According to the late 13th-century Hundred Rolls, King Henry II gave William the office of steward of Exmoor as well as lands at North Petherton, Somerset.[2] William held the prebend of St Decumans in the cathedral chapter of Bath Cathedral perhaps as early as 1194, but certainly by 9 May 1204, when he is specifically mentioned as holding that office. He claimed to have held the office as early as 1194 during a dispute with Savaric FitzGeldewin, the Bishop of Bath and another canon of the cathedral, Roger Porretanus, who claimed the prebend. By 23 December 1205, William had secured a papal judgment against Roger.[3]

William may have owed his advancement in royal service to Geoffrey fitz Peter, a royal judge, who in 1197 granted William a manor at Sutton-at-Hone, Kent, which was supposed to become a hospital, but instead eventually became a property of the Knights Hospitaller, forming a preceptory for that order.

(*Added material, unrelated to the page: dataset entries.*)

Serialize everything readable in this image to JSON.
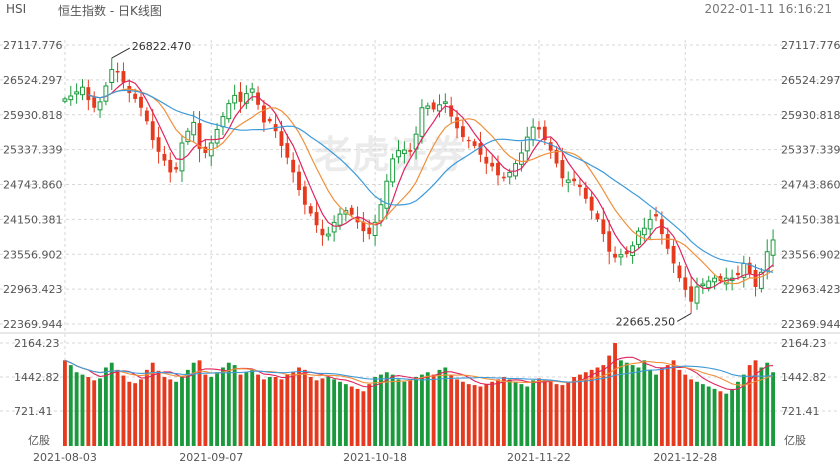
{
  "header": {
    "symbol": "HSI",
    "title": "恒生指数 - 日K线图",
    "timestamp": "2022-01-11 16:16:21"
  },
  "watermark": "老虎证券",
  "colors": {
    "up": "#1a9a3c",
    "down": "#e63a1e",
    "ma5": "#e0245e",
    "ma10": "#f0903c",
    "ma20": "#3d9ad9",
    "grid": "#d7d7d7",
    "axis_text": "#555555"
  },
  "chart_data": {
    "type": "candlestick",
    "x_ticks": [
      "2021-08-03",
      "2021-09-07",
      "2021-10-18",
      "2021-11-22",
      "2021-12-28"
    ],
    "price_axis": {
      "ticks": [
        "27117.776",
        "26524.297",
        "25930.818",
        "25337.339",
        "24743.860",
        "24150.381",
        "23556.902",
        "22963.423",
        "22369.944"
      ],
      "ylim": [
        22369.944,
        27117.776
      ]
    },
    "volume_axis": {
      "ticks": [
        "2164.23",
        "1442.82",
        "721.41"
      ],
      "unit": "亿股",
      "ylim": [
        0,
        2164.23
      ]
    },
    "annotations": [
      {
        "text": "26822.470",
        "type": "high"
      },
      {
        "text": "22665.250",
        "type": "low"
      }
    ],
    "moving_averages": [
      "MA5",
      "MA10",
      "MA20"
    ],
    "closes": [
      26200,
      26250,
      26320,
      26400,
      26180,
      26050,
      26150,
      26420,
      26700,
      26650,
      26480,
      26300,
      26200,
      26050,
      25820,
      25500,
      25300,
      25150,
      24950,
      25000,
      25450,
      25650,
      25800,
      25350,
      25280,
      25450,
      25680,
      25900,
      26120,
      26260,
      26150,
      26290,
      26370,
      26100,
      25800,
      25820,
      25650,
      25400,
      25200,
      24950,
      24650,
      24400,
      24250,
      24050,
      23880,
      23900,
      24100,
      24240,
      24300,
      24230,
      24100,
      23950,
      23900,
      24100,
      24400,
      24800,
      25180,
      25320,
      25330,
      25300,
      25600,
      26050,
      26080,
      26020,
      26100,
      26150,
      25900,
      25700,
      25550,
      25480,
      25400,
      25250,
      25100,
      25050,
      24900,
      24850,
      24950,
      25100,
      25280,
      25550,
      25720,
      25680,
      25500,
      25320,
      25100,
      24850,
      24820,
      24800,
      24700,
      24500,
      24300,
      24150,
      23900,
      23600,
      23500,
      23550,
      23560,
      23700,
      23950,
      24000,
      24150,
      24200,
      23900,
      23650,
      23400,
      23150,
      22950,
      22750,
      23000,
      23050,
      23100,
      23150,
      23100,
      23150,
      23150,
      23200,
      23400,
      23230,
      23000,
      23250,
      23600,
      23800
    ],
    "volumes": [
      1800,
      1700,
      1550,
      1500,
      1450,
      1380,
      1420,
      1650,
      1750,
      1600,
      1480,
      1350,
      1320,
      1400,
      1600,
      1750,
      1580,
      1450,
      1400,
      1350,
      1450,
      1600,
      1750,
      1800,
      1500,
      1450,
      1550,
      1650,
      1750,
      1700,
      1500,
      1550,
      1600,
      1500,
      1400,
      1450,
      1450,
      1400,
      1500,
      1550,
      1650,
      1600,
      1450,
      1380,
      1420,
      1450,
      1400,
      1350,
      1300,
      1250,
      1200,
      1150,
      1300,
      1450,
      1500,
      1550,
      1500,
      1400,
      1350,
      1400,
      1450,
      1500,
      1550,
      1500,
      1600,
      1650,
      1500,
      1400,
      1350,
      1300,
      1280,
      1250,
      1300,
      1350,
      1400,
      1450,
      1400,
      1350,
      1300,
      1250,
      1380,
      1420,
      1400,
      1350,
      1300,
      1280,
      1350,
      1450,
      1500,
      1550,
      1600,
      1650,
      1700,
      1900,
      2164,
      1800,
      1750,
      1700,
      1650,
      1800,
      1600,
      1500,
      1650,
      1700,
      1800,
      1600,
      1500,
      1400,
      1350,
      1300,
      1250,
      1200,
      1150,
      1100,
      1200,
      1350,
      1500,
      1700,
      1800,
      1650,
      1750,
      1550
    ]
  }
}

William was also responsible for Geoffrey's lands at Lydford, Devon from 1197. Also from 1197, William held the office of chief forester of Somerset, but it is unclear to whom he owed this office.[2]

Royal service[edit]

In 1197, Hubert Walter, who was Archbishop of Canterbury as well as Justiciar, appointed William to the administration of the royal stannaries, or tin mines, and in 1198 William was placed in charge of the stannaries, an office later known as the Lord Warden of the Stannaries. He retained this office until 1215, with only one brief interruption in 1200. During his control of the mines, they became much more lucrative for the king, accounting for a total of £1100 in William's first year of administration.[2]

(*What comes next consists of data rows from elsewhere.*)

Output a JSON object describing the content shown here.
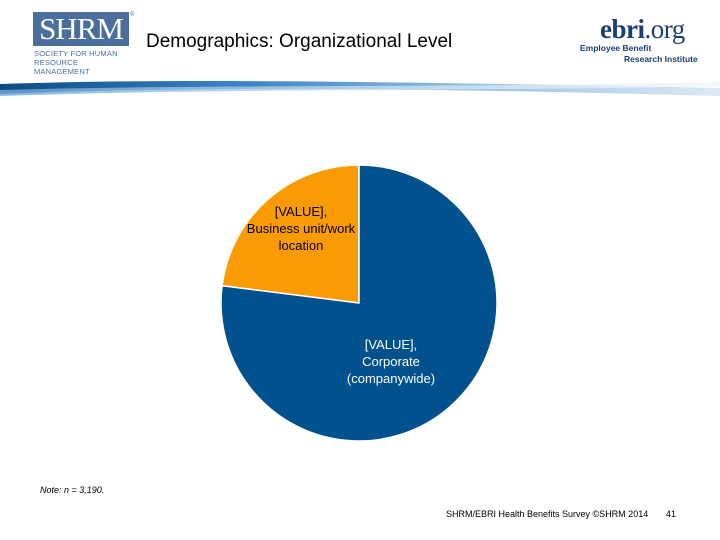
{
  "header": {
    "shrm_logo": {
      "mark": "SHRM",
      "registered": "®",
      "subtitle_line1": "SOCIETY FOR HUMAN",
      "subtitle_line2": "RESOURCE MANAGEMENT"
    },
    "title": "Demographics: Organizational Level",
    "ebri_logo": {
      "mark": "ebri",
      "mark_suffix": ".org",
      "subtitle_line1": "Employee Benefit",
      "subtitle_line2": "Research Institute"
    }
  },
  "colors": {
    "corporate": "#02518f",
    "business_unit": "#fb9b04",
    "shrm_blue": "#4a6f9e",
    "ebri_navy": "#1b3f73"
  },
  "chart_data": {
    "type": "pie",
    "title": "",
    "slices": [
      {
        "label_lines": [
          "[VALUE],",
          "Business unit/work",
          "location"
        ],
        "value": 23,
        "color": "#fb9b04"
      },
      {
        "label_lines": [
          "[VALUE],",
          "Corporate",
          "(companywide)"
        ],
        "value": 77,
        "color": "#02518f"
      }
    ]
  },
  "note": "Note: n =  3,190.",
  "footer": {
    "source": "SHRM/EBRI Health Benefits Survey ©SHRM 2014",
    "page": "41"
  }
}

In 1198 and 1199, William was Sheriff of Devon and Sheriff of Cornwall, along with another royal servant, as well as serving as a royal justice.[2] By 12 September 1204, William was Archdeacon of Taunton in the Diocese of Bath, and he witnessed the election of Jocelin of Wells as the new bishop of the diocese.[1] In 1205, William was jointly placed in charge of the mints of London and Canterbury, along with Reginald de Cornhill, with whom he also shared the collection of the tax of a fifteenth on merchants, a post the two had held since 1202. William also was placed in charge of vacant ecclesiastical offices, collecting their revenues for the king. He performed this office for the Diocese of Winchester in 1204, for Glastonbury Abbey in 1205, and for Whitby Abbey in 1206 and 1209.[2]

William's main administrative work, however, concerned the navy. In 1205 he was one of the keepers of the royal fleet along the south coast of England. In the same year, he was also in charge of naval spending for the attempted invasion of France. In 1206. In 1206, he was in charge of the naval forces in the Cinque Ports as well as commanding the fleet that invaded Poitou that year. From then until 1215 he was effectively King John's naval commander, and helped to develop Portsmouth as a royal dockyard.[2] John rewarded William for his service with churches in Sheppey and East Malling, which were granted in 1207, as well as the overseeing of the royal forests in Cornwall and Devon. Other grants included lands in Dartford and Sutton-at-Hone which had escheated to the crown, lands in Westminster and a prebend in the royal ecclesiastical foundation at Hastings.[2]

Later years[edit]

During the interdict on England during John's reign, William supported John, and remained in England. The medieval chronicler Roger of Wendover named William as one of the "evil advisors" to John. But in 1215, William joined the baronial rebellion against John, and lost his naval offices and the royal forester's office for Somerset, as well as custody of Lydford Castle. In the summer of 1217, however, he rejoined the royalist cause, returning to the side of King Henry III, John's son. This action regained him some of his lost lands.[2]

William last appeared in documents on 25 July 1217, and was dead by 16 February 1218, probably before 2 December 1217, when someone else is mentioned as archdeacon.[1] On 16 February 1218, John Marshall became the guardian of Richard, William's nephew and heir, who was the son of Richard, William's brother.[2]